Astonishingly, medical providers are enabling this point of view—for understandable reasons. One of the reasons parents were opting out of vaccines was because doctors were often not taking their concerns seriously. Part of this, I suspect, has to do with the fact that the science is so overwhelmingly clear that vaccines are beneficial to the human species. Vaccination became as foundational a part of childhood preventive medicine as a weight check or an eye test. Questioning the necessity of a footing may strike an engineer, for example, as bonkers. But a question about its safety should be heard.
And too often it wasn’t. The result was more and more parents choosing not to vaccinate their children. Now the pendulum swings wide the other way, where many medical providers and public health officials fear that the only way to bring vaccine-hesitant parents back into the fold is to put their abilities to discern the safety and efficacy of vaccines on par with that of their providers. Hence, the gentle suggestion for parents to “do their own research.” But we are not on equal footing when it comes to science. That’s not how science works. We shouldn't blindly follow the recommendations of our medical providers--frankly, we shouldn't do that in any realm of our life. But at the same time, we need to understand our limitations. And in the vaccine conversations, few of us parents have acknowledged the fact that we might not know as much about vaccines as the people who study them.

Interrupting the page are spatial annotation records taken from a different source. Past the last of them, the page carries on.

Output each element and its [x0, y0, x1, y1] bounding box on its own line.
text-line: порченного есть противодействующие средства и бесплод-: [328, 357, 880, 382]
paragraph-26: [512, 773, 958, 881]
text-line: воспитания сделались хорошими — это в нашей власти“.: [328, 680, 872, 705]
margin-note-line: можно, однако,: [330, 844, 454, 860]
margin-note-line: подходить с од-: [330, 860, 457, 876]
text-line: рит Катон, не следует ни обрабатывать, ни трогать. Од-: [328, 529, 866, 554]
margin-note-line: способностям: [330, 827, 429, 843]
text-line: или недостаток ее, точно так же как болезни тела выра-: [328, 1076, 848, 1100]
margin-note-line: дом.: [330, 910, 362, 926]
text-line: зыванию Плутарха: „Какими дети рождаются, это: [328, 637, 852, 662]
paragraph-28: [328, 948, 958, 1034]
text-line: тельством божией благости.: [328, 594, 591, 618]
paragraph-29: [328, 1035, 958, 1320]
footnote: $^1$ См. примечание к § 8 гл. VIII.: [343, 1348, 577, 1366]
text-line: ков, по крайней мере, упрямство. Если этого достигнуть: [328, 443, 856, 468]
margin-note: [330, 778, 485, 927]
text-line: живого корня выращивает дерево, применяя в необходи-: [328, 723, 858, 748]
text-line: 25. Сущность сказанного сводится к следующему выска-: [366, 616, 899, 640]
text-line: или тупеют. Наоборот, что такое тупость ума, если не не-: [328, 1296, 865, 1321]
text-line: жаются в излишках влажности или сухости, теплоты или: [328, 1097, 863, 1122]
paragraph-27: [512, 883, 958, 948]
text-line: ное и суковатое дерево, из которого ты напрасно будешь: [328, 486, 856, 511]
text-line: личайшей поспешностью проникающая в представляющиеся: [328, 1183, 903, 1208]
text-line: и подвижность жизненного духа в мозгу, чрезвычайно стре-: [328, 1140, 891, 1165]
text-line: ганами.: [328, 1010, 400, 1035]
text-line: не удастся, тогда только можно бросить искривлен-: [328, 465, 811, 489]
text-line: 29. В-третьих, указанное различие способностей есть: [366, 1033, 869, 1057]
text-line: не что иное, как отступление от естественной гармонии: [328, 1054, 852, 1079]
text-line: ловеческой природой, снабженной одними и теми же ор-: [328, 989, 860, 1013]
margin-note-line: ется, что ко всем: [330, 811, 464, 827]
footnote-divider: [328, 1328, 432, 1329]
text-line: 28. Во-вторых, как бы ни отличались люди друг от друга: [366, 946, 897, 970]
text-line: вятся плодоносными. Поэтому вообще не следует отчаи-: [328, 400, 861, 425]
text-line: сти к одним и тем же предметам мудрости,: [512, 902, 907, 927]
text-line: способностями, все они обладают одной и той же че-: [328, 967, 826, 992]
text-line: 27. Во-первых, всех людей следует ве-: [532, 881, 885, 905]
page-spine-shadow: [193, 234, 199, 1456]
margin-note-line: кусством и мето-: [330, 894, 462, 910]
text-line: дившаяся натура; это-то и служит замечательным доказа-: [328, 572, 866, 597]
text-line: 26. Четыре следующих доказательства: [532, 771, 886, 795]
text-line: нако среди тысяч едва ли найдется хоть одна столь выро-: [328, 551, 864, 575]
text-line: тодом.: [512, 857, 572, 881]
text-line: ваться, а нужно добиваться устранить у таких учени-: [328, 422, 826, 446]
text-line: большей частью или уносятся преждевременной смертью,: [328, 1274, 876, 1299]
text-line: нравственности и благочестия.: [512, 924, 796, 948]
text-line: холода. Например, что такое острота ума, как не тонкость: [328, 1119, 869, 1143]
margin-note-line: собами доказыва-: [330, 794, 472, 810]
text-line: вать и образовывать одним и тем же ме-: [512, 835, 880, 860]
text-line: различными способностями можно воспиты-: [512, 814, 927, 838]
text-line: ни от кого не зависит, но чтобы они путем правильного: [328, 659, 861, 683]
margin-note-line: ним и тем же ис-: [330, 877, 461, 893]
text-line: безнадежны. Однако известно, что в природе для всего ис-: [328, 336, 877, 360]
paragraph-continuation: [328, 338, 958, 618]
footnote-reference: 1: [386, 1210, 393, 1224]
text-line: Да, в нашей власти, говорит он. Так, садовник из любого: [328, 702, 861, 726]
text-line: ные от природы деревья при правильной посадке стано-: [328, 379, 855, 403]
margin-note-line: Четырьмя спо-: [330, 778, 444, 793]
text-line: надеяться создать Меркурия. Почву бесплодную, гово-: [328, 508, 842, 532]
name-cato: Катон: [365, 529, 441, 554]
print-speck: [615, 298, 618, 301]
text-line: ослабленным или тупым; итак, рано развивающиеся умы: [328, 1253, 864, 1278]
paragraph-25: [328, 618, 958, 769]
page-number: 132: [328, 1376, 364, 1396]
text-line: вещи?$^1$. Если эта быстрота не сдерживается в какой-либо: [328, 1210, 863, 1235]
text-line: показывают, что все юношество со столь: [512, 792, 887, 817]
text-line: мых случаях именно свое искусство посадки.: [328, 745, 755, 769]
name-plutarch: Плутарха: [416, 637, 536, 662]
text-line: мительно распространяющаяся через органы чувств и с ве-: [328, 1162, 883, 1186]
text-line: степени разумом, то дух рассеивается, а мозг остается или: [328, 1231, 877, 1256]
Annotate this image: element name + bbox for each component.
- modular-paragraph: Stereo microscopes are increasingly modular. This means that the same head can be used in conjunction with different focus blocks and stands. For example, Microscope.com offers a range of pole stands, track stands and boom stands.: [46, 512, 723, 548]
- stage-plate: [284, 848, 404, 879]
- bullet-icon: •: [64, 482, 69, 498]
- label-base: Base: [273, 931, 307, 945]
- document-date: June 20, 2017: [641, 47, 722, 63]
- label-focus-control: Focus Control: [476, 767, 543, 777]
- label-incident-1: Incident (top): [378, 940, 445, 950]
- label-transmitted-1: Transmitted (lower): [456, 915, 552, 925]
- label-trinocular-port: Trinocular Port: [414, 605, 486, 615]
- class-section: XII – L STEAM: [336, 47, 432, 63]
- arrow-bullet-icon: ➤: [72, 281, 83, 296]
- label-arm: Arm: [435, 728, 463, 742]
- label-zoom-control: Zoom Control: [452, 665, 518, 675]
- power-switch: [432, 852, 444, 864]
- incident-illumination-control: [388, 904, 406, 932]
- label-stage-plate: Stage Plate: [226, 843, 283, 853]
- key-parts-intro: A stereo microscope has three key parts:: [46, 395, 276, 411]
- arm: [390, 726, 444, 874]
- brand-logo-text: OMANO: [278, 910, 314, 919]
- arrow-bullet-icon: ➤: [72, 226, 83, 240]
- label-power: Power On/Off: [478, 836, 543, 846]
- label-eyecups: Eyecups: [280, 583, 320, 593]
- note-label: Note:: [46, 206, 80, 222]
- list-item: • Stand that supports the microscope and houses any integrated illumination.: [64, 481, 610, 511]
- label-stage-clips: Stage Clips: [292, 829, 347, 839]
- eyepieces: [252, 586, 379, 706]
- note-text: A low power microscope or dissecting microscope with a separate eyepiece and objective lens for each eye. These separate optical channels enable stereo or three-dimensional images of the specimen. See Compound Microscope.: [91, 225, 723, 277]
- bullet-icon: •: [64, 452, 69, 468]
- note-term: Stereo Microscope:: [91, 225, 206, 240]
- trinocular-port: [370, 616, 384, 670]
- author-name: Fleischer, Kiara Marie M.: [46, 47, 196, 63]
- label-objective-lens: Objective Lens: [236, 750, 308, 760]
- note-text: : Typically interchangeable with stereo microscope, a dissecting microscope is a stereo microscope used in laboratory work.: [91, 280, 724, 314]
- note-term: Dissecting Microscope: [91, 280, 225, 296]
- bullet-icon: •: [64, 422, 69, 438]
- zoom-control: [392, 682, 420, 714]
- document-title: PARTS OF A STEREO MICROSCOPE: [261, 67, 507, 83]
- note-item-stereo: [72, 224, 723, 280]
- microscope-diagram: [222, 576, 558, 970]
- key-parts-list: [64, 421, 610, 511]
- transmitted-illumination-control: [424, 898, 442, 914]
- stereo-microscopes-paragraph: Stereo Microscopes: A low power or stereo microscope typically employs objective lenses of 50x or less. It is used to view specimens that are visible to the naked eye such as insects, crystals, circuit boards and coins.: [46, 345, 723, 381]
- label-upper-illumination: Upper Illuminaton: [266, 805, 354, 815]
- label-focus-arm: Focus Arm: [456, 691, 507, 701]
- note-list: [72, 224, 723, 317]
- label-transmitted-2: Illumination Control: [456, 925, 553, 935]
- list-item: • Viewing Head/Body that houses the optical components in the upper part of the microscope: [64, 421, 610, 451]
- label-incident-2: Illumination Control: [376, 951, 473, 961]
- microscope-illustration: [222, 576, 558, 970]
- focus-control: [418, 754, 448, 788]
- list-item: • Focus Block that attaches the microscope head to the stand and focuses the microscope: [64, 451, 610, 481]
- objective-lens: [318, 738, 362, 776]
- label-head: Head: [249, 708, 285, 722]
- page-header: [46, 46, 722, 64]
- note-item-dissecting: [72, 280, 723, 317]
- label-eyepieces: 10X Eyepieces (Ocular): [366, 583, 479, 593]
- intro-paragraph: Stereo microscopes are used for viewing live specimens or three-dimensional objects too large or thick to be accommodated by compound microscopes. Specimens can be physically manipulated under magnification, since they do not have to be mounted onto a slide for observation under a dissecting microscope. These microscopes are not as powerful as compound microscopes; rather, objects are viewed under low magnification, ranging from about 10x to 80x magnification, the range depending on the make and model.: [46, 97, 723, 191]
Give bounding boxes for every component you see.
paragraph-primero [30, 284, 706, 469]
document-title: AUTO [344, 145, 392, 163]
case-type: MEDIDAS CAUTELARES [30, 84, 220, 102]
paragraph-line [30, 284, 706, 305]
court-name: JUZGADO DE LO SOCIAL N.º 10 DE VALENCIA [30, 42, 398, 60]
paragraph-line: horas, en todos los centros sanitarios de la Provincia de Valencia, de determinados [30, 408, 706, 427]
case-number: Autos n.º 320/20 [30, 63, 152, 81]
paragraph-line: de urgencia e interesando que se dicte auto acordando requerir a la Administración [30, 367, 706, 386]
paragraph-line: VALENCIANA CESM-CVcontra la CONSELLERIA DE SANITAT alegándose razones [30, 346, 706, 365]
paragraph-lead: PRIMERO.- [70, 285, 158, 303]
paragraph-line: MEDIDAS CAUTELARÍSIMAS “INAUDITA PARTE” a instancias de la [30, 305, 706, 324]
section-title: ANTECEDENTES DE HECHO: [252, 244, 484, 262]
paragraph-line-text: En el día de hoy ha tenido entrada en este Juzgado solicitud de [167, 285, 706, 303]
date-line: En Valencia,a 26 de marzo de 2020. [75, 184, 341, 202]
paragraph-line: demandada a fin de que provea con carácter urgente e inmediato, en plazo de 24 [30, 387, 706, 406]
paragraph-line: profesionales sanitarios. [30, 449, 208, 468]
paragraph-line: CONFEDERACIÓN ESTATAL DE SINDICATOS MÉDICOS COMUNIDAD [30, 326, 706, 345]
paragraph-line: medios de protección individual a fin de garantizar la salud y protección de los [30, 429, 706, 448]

In fact, we live in a society that grapples with basic scientific literacy. Take, for example, the fact that in a recent Pew Research study on Americans’ grasp on science and technology issues that fewer than half of Americans knew that an electron is smaller than an atom. More than 80% of Americans did not know that nitrogen made up most of our atmosphere.
The “highly educated” gambit doesn’t work when it comes to vaccines, either; if anything, it makes us, as parents, more susceptible to falling into the anti-vaccine camp because we overestimate our abilities to research. We think because we researched Ovid’s The Metamorphosis for our thesis that we can fully understand why a paper about the peripheral blood mononuclear cells of autistic children and whether the measles virus persists in them exonerates the MMR vaccine from any connection to autism.
So I want to propose something that in this day of conspiracy theories and artisinal, small-batch internet research, is radical: people with medical degrees know more about medicine than those of us who don’t have medical degrees. More, they know how to write research papers on immunology, vaccinology, or infectious diseases, and they know how to read and make sense of them. The vast majority of us do not.
In this time of measles outbreaks and pertussis clusters, it's time for parents to practice a little humility and trust what we do know: vaccines are one of the most successful medical interventions in modern history, they save countless lives, most of them in the developing world, and they have a long and proven track record of safety. And the research on this is clear.